Anna was born strong and determined and Dan and I can take a little credit for who she has become, but Jack has been the biggest influence in her life. It was Jack who inspired Anna to study medicine. It was learning at only six-years-old that nature can be cruel. It was knowing that science saved her brother’s life. It was knowing that there is still so much unknown and she wants to be part of unraveling the mysteries of the human body.

Dan and I try to remind Anna that she’s only 19, and that there’s no need to know what she wants to do with her life, “I’m almost 50 and still trying to figure it out.” Anna’s a talented artist and I encourage her to continue making art. Dan and I both want her to study languages and travel and get the broadest education she possibly can. As much as we put in our two cents, but we know our sweet daughter and when she gets an idea, she can’t turn back. She sets a goal and she exceeds it. It’s who she is. BUT BANANZ IF YOU ARE READING THIS, PLEASE KNOW THAT YOU CAN MAKE CHANGES TO THE PLAN. ANY TIME.
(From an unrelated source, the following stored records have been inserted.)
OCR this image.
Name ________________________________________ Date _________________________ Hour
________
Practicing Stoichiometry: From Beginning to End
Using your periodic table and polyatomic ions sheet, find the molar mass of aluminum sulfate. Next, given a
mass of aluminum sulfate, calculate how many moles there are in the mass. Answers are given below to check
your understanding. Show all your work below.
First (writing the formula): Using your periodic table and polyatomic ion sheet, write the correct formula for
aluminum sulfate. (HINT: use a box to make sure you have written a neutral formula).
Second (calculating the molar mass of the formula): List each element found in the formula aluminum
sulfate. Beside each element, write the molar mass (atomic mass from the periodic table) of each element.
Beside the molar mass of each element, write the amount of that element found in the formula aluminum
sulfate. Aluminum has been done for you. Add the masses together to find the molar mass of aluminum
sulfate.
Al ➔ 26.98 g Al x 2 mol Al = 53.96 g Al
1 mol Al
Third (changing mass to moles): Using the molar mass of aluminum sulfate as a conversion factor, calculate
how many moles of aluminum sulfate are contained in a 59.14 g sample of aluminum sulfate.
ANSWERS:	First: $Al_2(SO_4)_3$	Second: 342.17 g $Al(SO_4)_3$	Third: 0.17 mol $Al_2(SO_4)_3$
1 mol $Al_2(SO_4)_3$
Anna is driving up the NJ Turnpike from Baltimore as I am writing this. I can’t wait to get my hands on her and wish her a happy birthday in person. I can’t wait to watch as Jack jumps out of his chair to throw his arms around her until she screams for mercy. I also can’t wait to see where her life takes her. I wish Special Sibling didn’t need to be one of Anna’s titles, but it is and I appreciate some of the things that it’s taught her. With the combination of Jack’s inspiration to go into medicine and what Anna has learned as a result of being a special sibling, I have no doubt that she will do amazing things.

Happy Birthday Anna Banana – our very favorite special sibling.